Tomboy, un bijou

Il y a quelques années, j’avais eu l’occasion d’entendre Céline Sciamma, lors d’un festival de cinéma breton, « pitcher » le sujet de « Naissance des Pieuvres », encore à l’état de projet et qu’elle n’envisageait pas, à l’époque, de réaliser. J’avais été impressionnée par la délicatesse du propos de cette toute jeune femme, sa façon de dépeindre une réalité intime avec une telle justesse, pudeur et audace mêlées. Le film, deux ans plus tard, m’avait troublée et ravie, conforme à la force et la subtilité que l’histoire contée avait laissé dans ma mémoire.

Aujourd’hui, Céline Sciamma a 30 ans et il émane d’elle la même beauté grave que de ses films (j’ai eu la chance de voir Tomboy lors d’une projection avant sa sortie et en sa présence).
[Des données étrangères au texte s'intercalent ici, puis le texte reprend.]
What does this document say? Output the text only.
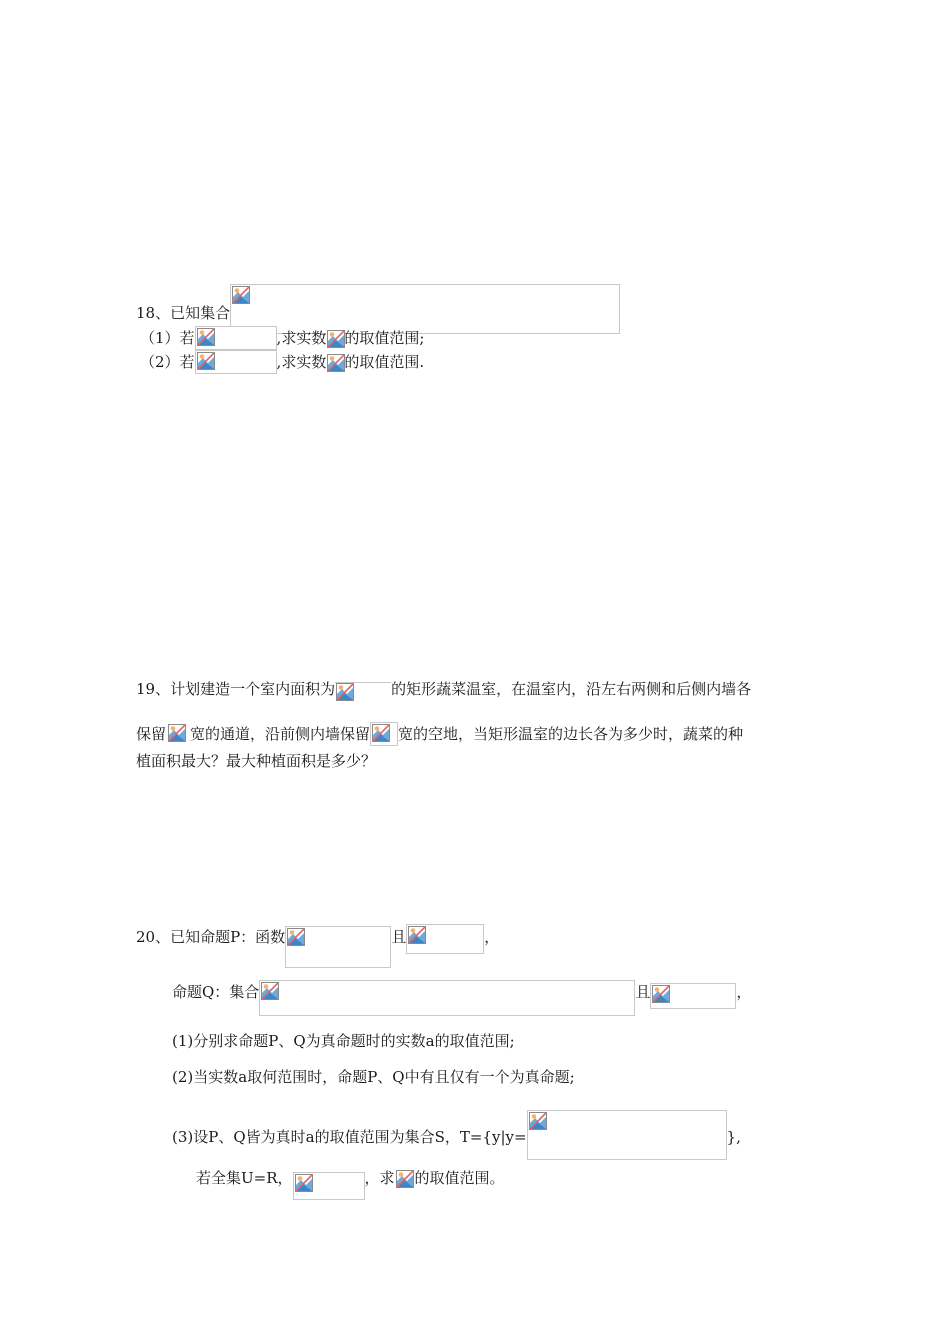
18、已知集合
（1）若	,求实数 的取值范围;
（2）若	,求实数 的取值范围.
19、计划建造一个室内面积为	的矩形蔬菜温室，在温室内，沿左右两侧和后侧内墙各
保留 宽的通道，沿前侧内墙保留 宽的空地，当矩形温室的边长各为多少时，蔬菜的种
植面积最大？最大种植面积是多少？
20、已知命题P：函数	且	，
命题Q：集合	且	，
(1)分别求命题P、Q为真命题时的实数a的取值范围;
(2)当实数a取何范围时，命题P、Q中有且仅有一个为真命题;
(3)设P、Q皆为真时a的取值范围为集合S，T={y|y=	},
若全集U=R，	，求 的取值范围。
Je m'interroge, et regrette peut-être un peu que – choix de la réalisatrice, du producteur ou du distributeur ? – la bande-annonce du film et les articles élogieux que l’on lit à son sujet fasse tous état de l'histoire complète du film et du mensonge de l’héroïne principale, que l’on ne peut deviner avant sa révélation, pour peu que l’on n’ait rien lu ou su de l’histoire au préalable et que l’on ignore – ce qui était mon cas – le sens de « Tomboy » en anglais : garçon manqué. Mais le film est splendide, que l’on en ait la surprise ou non.

Le mensonge de Laure, 9 ans, c’est de prétendre le temps d’un été être Michaël auprès des enfants de la cité dans laquelle elle vient d’emménager. Laure qui ressemble à un très joli petit garçon, le corps enfantin encore dépourvu de toute caractérisation féminine adolescente, contrairement à Lisa, la seule fille de la bande, qui va trouver ce Michaël différent des autres garçons et l’aimer pour cela.

Ces quelques jours ou semaines solaires sont contées comme une aventure, l’héroïne en danger d’être démasquée pour un pipi accroupi dans les bois ou des chahuts d’enfants lors d’un bain de rivière. On est avec Laure toujours sur le fil, les situations du quotidien susceptibles de déraper à tout moment, on reste toujours dans le juste.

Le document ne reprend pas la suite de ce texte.